16minit original ---donna summers 12inch 45rpm -- i feel love .

and yes , a real 12inch 33rpm record of the platters , all signed bye the platters and not scratched . ( ie they were found in my fathers house after his death. im not ungreatfull , i just know they need a good home . what better way is there to justify it )

if you know any one interested or any email addresses , i would be greatfull as these vinals are heavy , i dont listen to them , and they are gathering dust .

they should go , to a person who apreciates them .

Mcnowhere
06-18-2008, 07:11 PM
That picture sure does bring back memories of 1977 for me. I applied for a job and it involved a computer, so I was told. I got the job and before I started, I kept thinking that I would be in a room all day with all this machinery around me that would look just like that picture. Well, it turned out that I got to key punch info into a Munro Programmable calculator that was the size of our PC's of today. It also had cards to change the program.

Demetrius
06-18-2008, 07:42 PM
Hi Demetrius! So it wasn't all a bad dream of mine from long ago then? :lmao: So glad to hear there's someone else that remembers what it was like back in the days 'when dinosaurs roamed the earth'! Sounds like our systems were pretty much the same. We used reel to reel tape AND punch cards also! It was the SOUND of the thing that I remember the most however. You could barely talk over the noise. :sour: But those were good days weren't they? :sigh1:

Yes Judee, simpler times, simpler days...I miss them too. Part of my job now involves working in a server room... it's turning into a server farm now). It's kinda loud too because of all the AC units we have to run to keep it cool. Isn't it amazing how much louder and exaspirating life gets with all this wonderful technology!!! Sometimes I wish I could just unplug.

williamstade
06-18-2008, 09:50 PM
Geesh. I'm glad this came up. My biological father worked for IBM back in the sixties.

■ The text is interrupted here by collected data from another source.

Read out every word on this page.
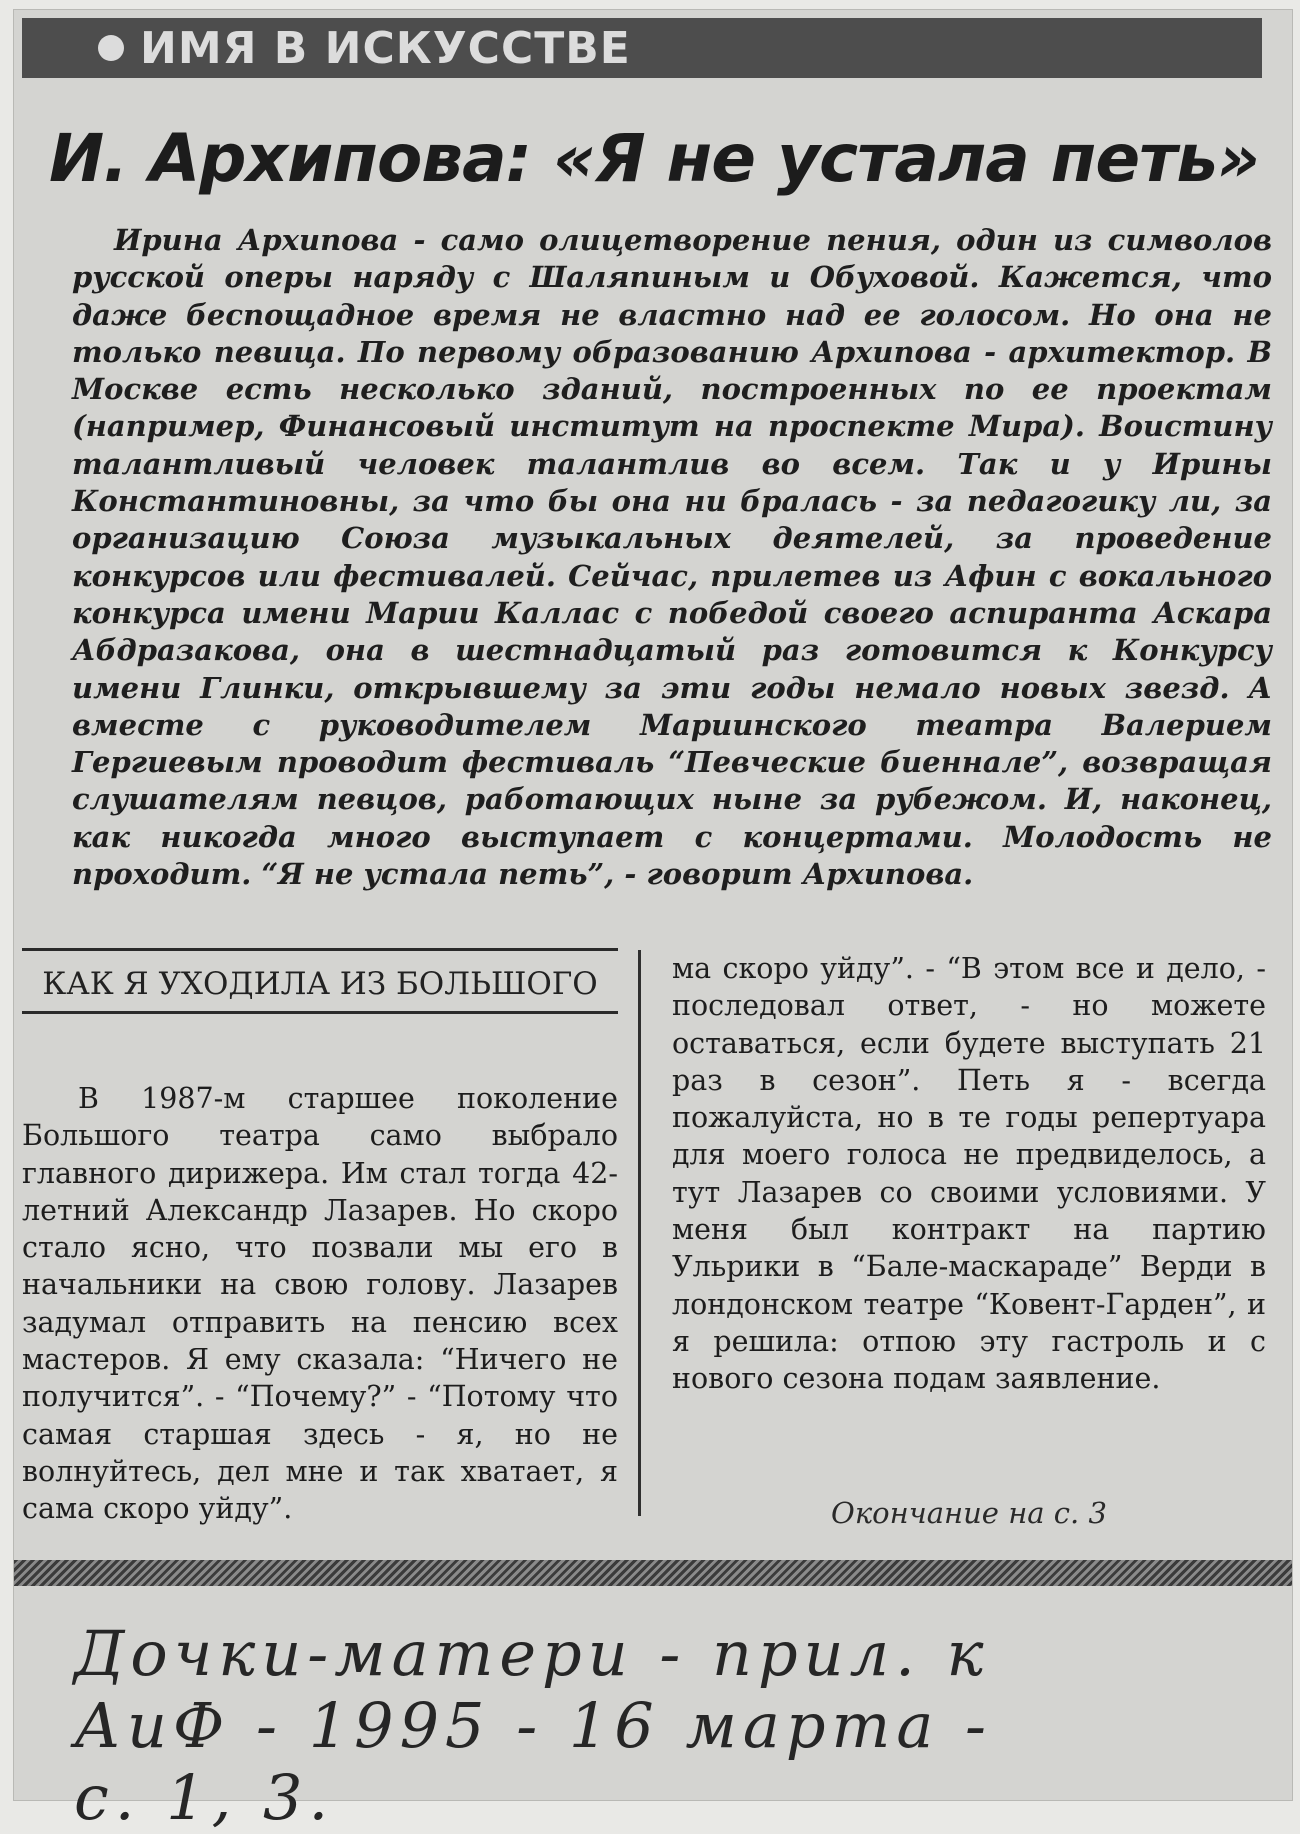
ИМЯ В ИСКУССТВЕ
И. Архипова: «Я не устала петь»
Ирина Архипова - само олицетворение пения, один из символов русской оперы наряду с Шаляпиным и Обуховой. Кажется, что даже беспощадное время не властно над ее голосом. Но она не только певица. По первому образованию Архипова - архитектор. В Москве есть несколько зданий, построенных по ее проектам (например, Финансовый институт на проспекте Мира). Воистину талантливый человек талантлив во всем. Так и у Ирины Константиновны, за что бы она ни бралась - за педагогику ли, за организацию Союза музыкальных деятелей, за проведение конкурсов или фестивалей. Сейчас, прилетев из Афин с вокального конкурса имени Марии Каллас с победой своего аспиранта Аскара Абдразакова, она в шестнадцатый раз готовится к Конкурсу имени Глинки, открывшему за эти годы немало новых звезд. А вместе с руководителем Мариинского театра Валерием Гергиевым проводит фестиваль “Певческие биеннале”, возвращая слушателям певцов, работающих ныне за рубежом. И, наконец, как никогда много выступает с концертами. Молодость не проходит. “Я не устала петь”, - говорит Архипова.
КАК Я УХОДИЛА ИЗ БОЛЬШОГО
В 1987-м старшее поколение Большого театра само выбрало главного дирижера. Им стал тогда 42-летний Александр Лазарев. Но скоро стало ясно, что позвали мы его в начальники на свою голову. Лазарев задумал отправить на пенсию всех мастеров. Я ему сказала: “Ничего не получится”. - “Почему?” - “Потому что самая старшая здесь - я, но не волнуйтесь, дел мне и так хватает, я сама скоро уйду”.
ма скоро уйду”. - “В этом все и дело, - последовал ответ, - но можете оставаться, если будете выступать 21 раз в сезон”. Петь я - всегда пожалуйста, но в те годы репертуара для моего голоса не предвиделось, а тут Лазарев со своими условиями. У меня был контракт на партию Ульрики в “Бале-маскараде” Верди в лондонском театре “Ковент-Гарден”, и я решила: отпою эту гастроль и с нового сезона подам заявление.
Окончание на с. 3
Дочки-матери - прил. к
АиФ - 1995 - 16 марта -
с. 1, 3.
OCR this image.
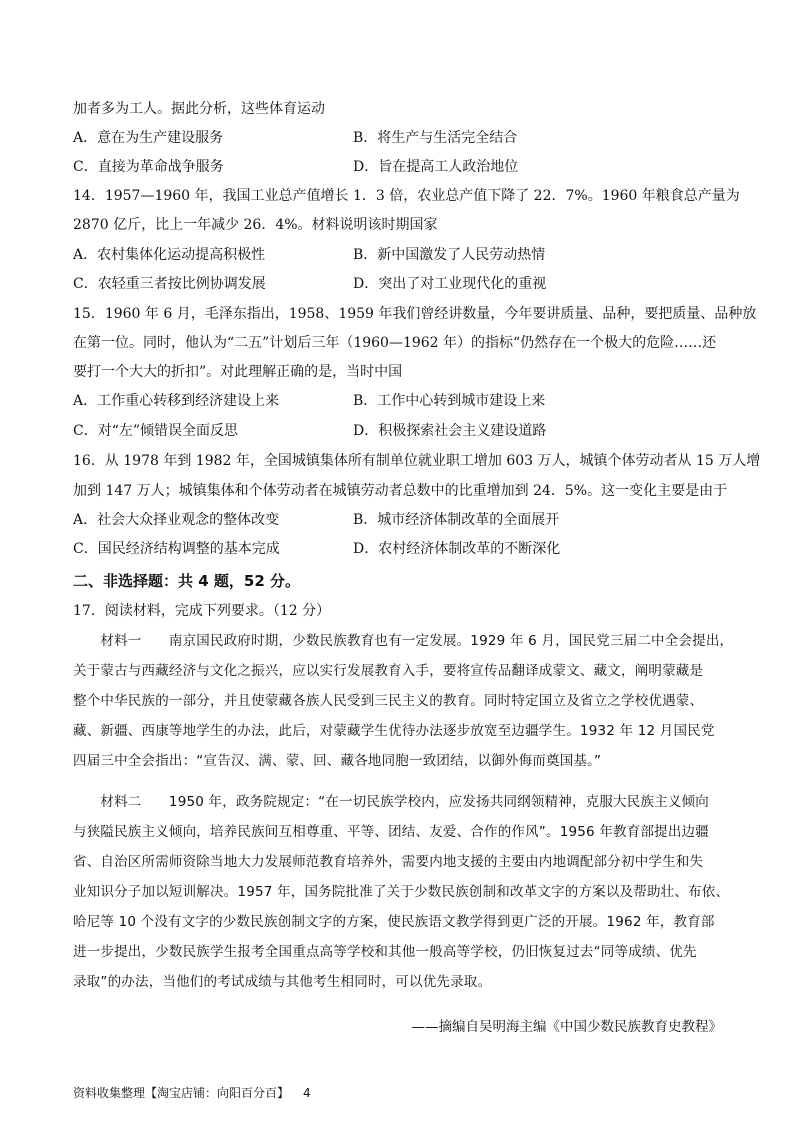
加者多为工人。据此分析，这些体育运动
A．意在为生产建设服务	B．将生产与生活完全结合
C．直接为革命战争服务	D．旨在提高工人政治地位
14．1957—1960 年，我国工业总产值增长 1．3 倍，农业总产值下降了 22．7%。1960 年粮食总产量为
2870 亿斤，比上一年减少 26．4%。材料说明该时期国家
A．农村集体化运动提高积极性	B．新中国激发了人民劳动热情
C．农轻重三者按比例协调发展	D．突出了对工业现代化的重视
15．1960 年 6 月，毛泽东指出，1958、1959 年我们曾经讲数量，今年要讲质量、品种，要把质量、品种放
在第一位。同时，他认为“二五”计划后三年（1960—1962 年）的指标“仍然存在一个极大的危险……还
要打一个大大的折扣”。对此理解正确的是，当时中国
A．工作重心转移到经济建设上来	B．工作中心转到城市建设上来
C．对“左”倾错误全面反思	D．积极探索社会主义建设道路
16．从 1978 年到 1982 年，全国城镇集体所有制单位就业职工增加 603 万人，城镇个体劳动者从 15 万人增
加到 147 万人；城镇集体和个体劳动者在城镇劳动者总数中的比重增加到 24．5%。这一变化主要是由于
A．社会大众择业观念的整体改变	B．城市经济体制改革的全面展开
C．国民经济结构调整的基本完成	D．农村经济体制改革的不断深化
二、非选择题：共 4 题，52 分。
17．阅读材料，完成下列要求。（12 分）
　　材料一　　南京国民政府时期，少数民族教育也有一定发展。1929 年 6 月，国民党三届二中全会提出，
关于蒙古与西藏经济与文化之振兴，应以实行发展教育入手，要将宣传品翻译成蒙文、藏文，阐明蒙藏是
整个中华民族的一部分，并且使蒙藏各族人民受到三民主义的教育。同时特定国立及省立之学校优遇蒙、
藏、新疆、西康等地学生的办法，此后，对蒙藏学生优待办法逐步放宽至边疆学生。1932 年 12 月国民党
四届三中全会指出：“宣告汉、满、蒙、回、藏各地同胞一致团结，以御外侮而奠国基。”
　　材料二　　1950 年，政务院规定：“在一切民族学校内，应发扬共同纲领精神，克服大民族主义倾向
与狭隘民族主义倾向，培养民族间互相尊重、平等、团结、友爱、合作的作风”。1956 年教育部提出边疆
省、自治区所需师资除当地大力发展师范教育培养外，需要内地支援的主要由内地调配部分初中学生和失
业知识分子加以短训解决。1957 年，国务院批准了关于少数民族创制和改革文字的方案以及帮助壮、布依、
哈尼等 10 个没有文字的少数民族创制文字的方案，使民族语文教学得到更广泛的开展。1962 年，教育部
进一步提出，少数民族学生报考全国重点高等学校和其他一般高等学校，仍旧恢复过去“同等成绩、优先
录取”的办法，当他们的考试成绩与其他考生相同时，可以优先录取。
——摘编自吴明海主编《中国少数民族教育史教程》
资料收集整理【淘宝店铺：向阳百分百】 4
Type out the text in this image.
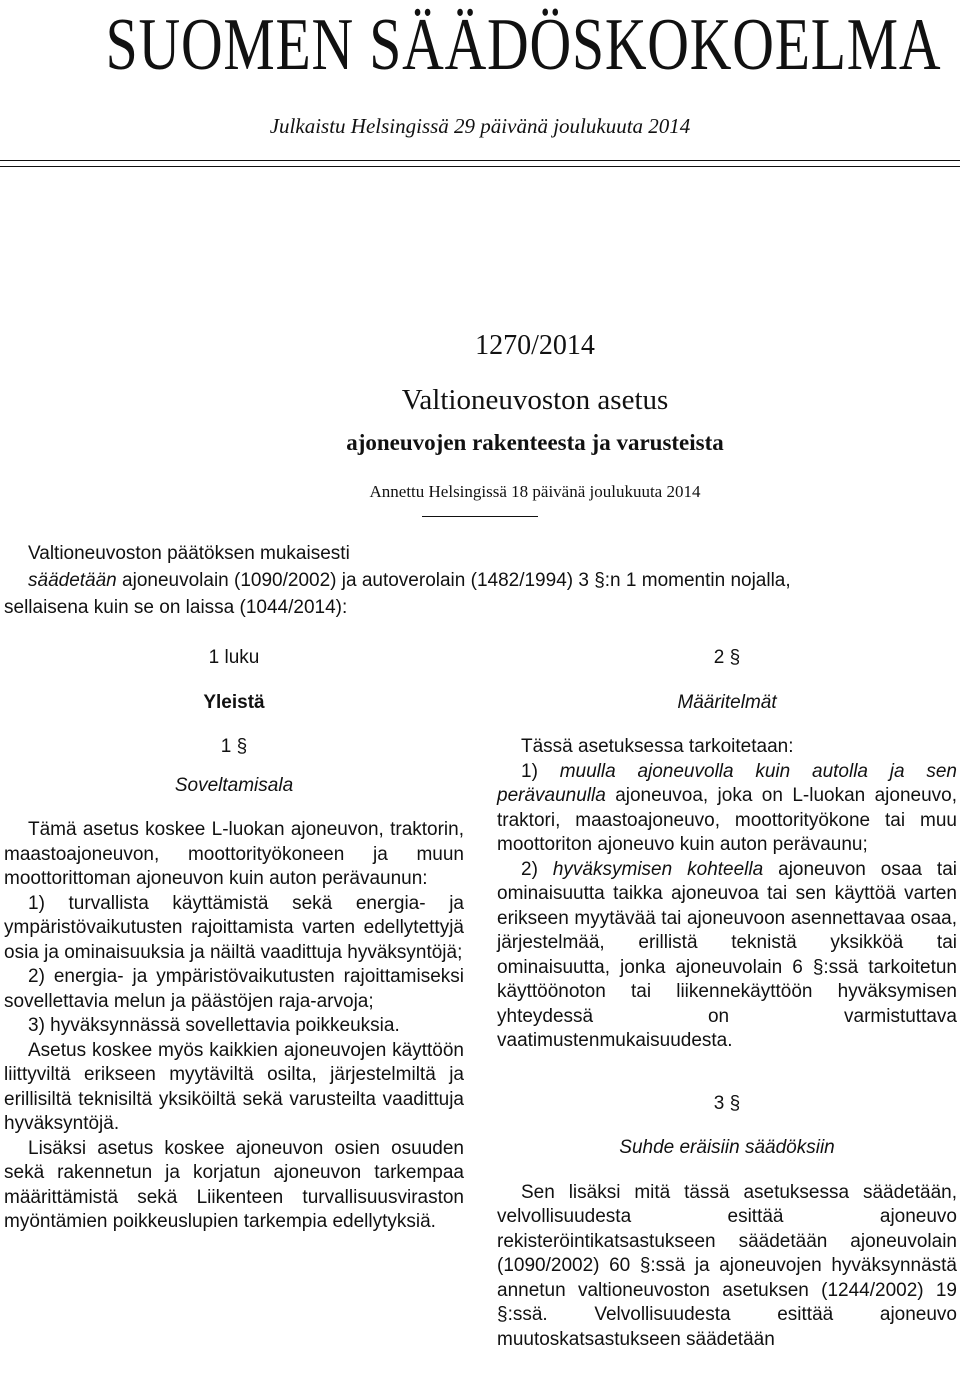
SUOMEN SÄÄDÖSKOKOELMA
Julkaistu Helsingissä 29 päivänä joulukuuta 2014
1270/2014
Valtioneuvoston asetus
ajoneuvojen rakenteesta ja varusteista
Annettu Helsingissä 18 päivänä joulukuuta 2014
Valtioneuvoston päätöksen mukaisesti
säädetään ajoneuvolain (1090/2002) ja autoverolain (1482/1994) 3 §:n 1 momentin nojalla,
sellaisena kuin se on laissa (1044/2014):

1 luku

Yleistä

1 §

Soveltamisala

Tämä asetus koskee L-luokan ajoneuvon, traktorin, maastoajoneuvon, moottorityökoneen ja muun moottorittoman ajoneuvon kuin auton perävaunun:

1) turvallista käyttämistä sekä energia- ja ympäristövaikutusten rajoittamista varten edellytettyjä osia ja ominaisuuksia ja näiltä vaadittuja hyväksyntöjä;

2) energia- ja ympäristövaikutusten rajoittamiseksi sovellettavia melun ja päästöjen raja-arvoja;

3) hyväksynnässä sovellettavia poikkeuksia.

Asetus koskee myös kaikkien ajoneuvojen käyttöön liittyviltä erikseen myytäviltä osilta, järjestelmiltä ja erillisiltä teknisiltä yksiköiltä sekä varusteilta vaadittuja hyväksyntöjä.

Lisäksi asetus koskee ajoneuvon osien osuuden sekä rakennetun ja korjatun ajoneuvon tarkempaa määrittämistä sekä Liikenteen turvallisuusviraston myöntämien poikkeuslupien tarkempia edellytyksiä.

2 §

Määritelmät

Tässä asetuksessa tarkoitetaan:

1) muulla ajoneuvolla kuin autolla ja sen perävaunulla ajoneuvoa, joka on L-luokan ajoneuvo, traktori, maastoajoneuvo, moottorityökone tai muu moottoriton ajoneuvo kuin auton perävaunu;

2) hyväksymisen kohteella ajoneuvon osaa tai ominaisuutta taikka ajoneuvoa tai sen käyttöä varten erikseen myytävää tai ajoneuvoon asennettavaa osaa, järjestelmää, erillistä teknistä yksikköä tai ominaisuutta, jonka ajoneuvolain 6 §:ssä tarkoitetun käyttöönoton tai liikennekäyttöön hyväksymisen yhteydessä on varmistuttava vaatimustenmukaisuudesta.

3 §

Suhde eräisiin säädöksiin

Sen lisäksi mitä tässä asetuksessa säädetään, velvollisuudesta esittää ajoneuvo rekisteröintikatsastukseen säädetään ajoneuvolain (1090/2002) 60 §:ssä ja ajoneuvojen hyväksynnästä annetun valtioneuvoston asetuksen (1244/2002) 19 §:ssä. Velvollisuudesta esittää ajoneuvo muutoskatsastukseen säädetään
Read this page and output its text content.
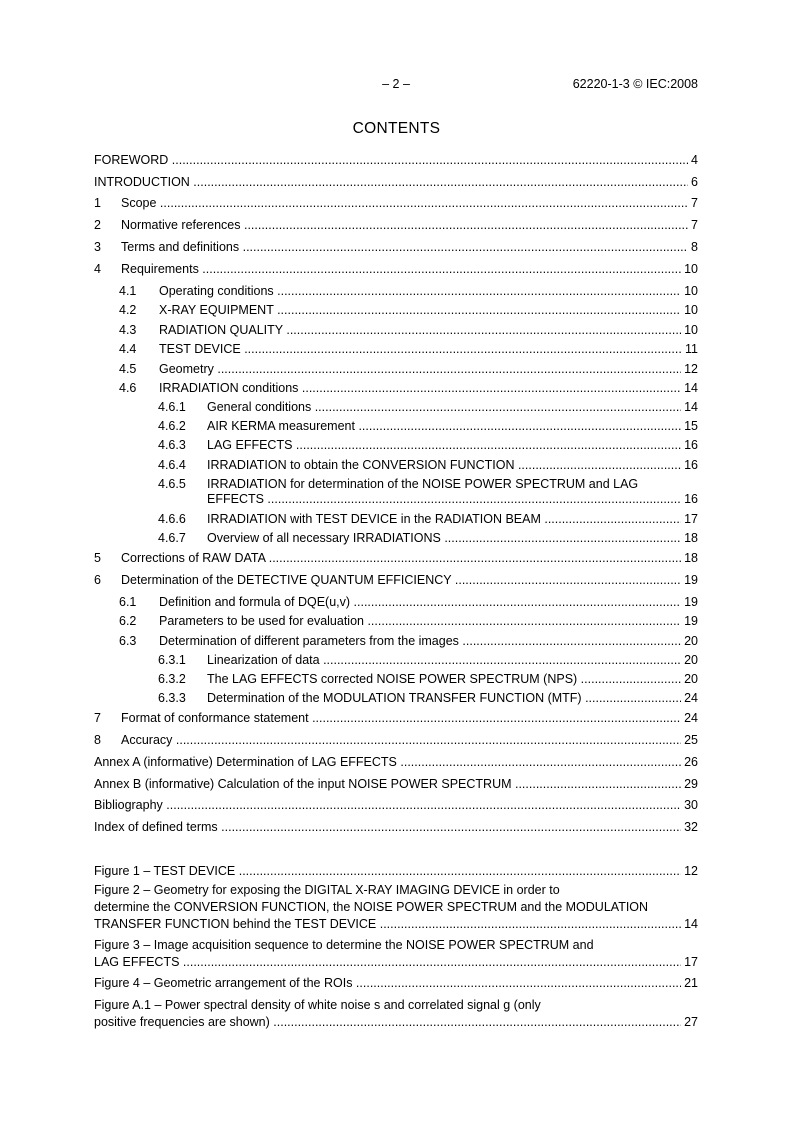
– 2 –	62220-1-3 © IEC:2008
CONTENTS
FOREWORD .....	4
INTRODUCTION .....	6
1 Scope .....	7
2 Normative references .....	7
3 Terms and definitions .....	8
4 Requirements .....	10
4.1 Operating conditions .....	10
4.2 X-RAY EQUIPMENT .....	10
4.3 RADIATION QUALITY .....	10
4.4 TEST DEVICE .....	11
4.5 Geometry .....	12
4.6 IRRADIATION conditions .....	14
4.6.1 General conditions .....	14
4.6.2 AIR KERMA measurement .....	15
4.6.3 LAG EFFECTS .....	16
4.6.4 IRRADIATION to obtain the CONVERSION FUNCTION .....	16
4.6.5 IRRADIATION for determination of the NOISE POWER SPECTRUM and LAG
EFFECTS .....	16
4.6.6 IRRADIATION with TEST DEVICE in the RADIATION BEAM .....	17
4.6.7 Overview of all necessary IRRADIATIONS .....	18
5 Corrections of RAW DATA .....	18
6 Determination of the DETECTIVE QUANTUM EFFICIENCY .....	19
6.1 Definition and formula of DQE(u,v) .....	19
6.2 Parameters to be used for evaluation .....	19
6.3 Determination of different parameters from the images .....	20
6.3.1 Linearization of data .....	20
6.3.2 The LAG EFFECTS corrected NOISE POWER SPECTRUM (NPS) .....	20
6.3.3 Determination of the MODULATION TRANSFER FUNCTION (MTF) .....	24
7 Format of conformance statement .....	24
8 Accuracy .....	25
Annex A (informative) Determination of LAG EFFECTS .....	26
Annex B (informative) Calculation of the input NOISE POWER SPECTRUM .....	29
Bibliography .....	30
Index of defined terms .....	32
Figure 1 – TEST DEVICE .....	12
Figure 2 – Geometry for exposing the DIGITAL X-RAY IMAGING DEVICE in order to
determine the CONVERSION FUNCTION, the NOISE POWER SPECTRUM and the MODULATION
TRANSFER FUNCTION behind the TEST DEVICE .....	14
Figure 3 – Image acquisition sequence to determine the NOISE POWER SPECTRUM and
LAG EFFECTS .....	17
Figure 4 – Geometric arrangement of the ROIs .....	21
Figure A.1 – Power spectral density of white noise s and correlated signal g (only
positive frequencies are shown) .....	27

The Relentless March of the Microchip was The University of Manchester's choice of titles? It certainly has taken us fairly quickly given its clunky huge humble beginnings. What's next? A Virual Reality living room, aw any old room, however Virtualized as an utter and complete user driven den or spare room perhaps?? What a thought! I'm 39 and would get one if it were an affordable price. Maybe even buy land for the friggin' thing if I were that degree of affluent. LOL. The imagination reels. Thing might stay puely in the realm of the "fantasy prone".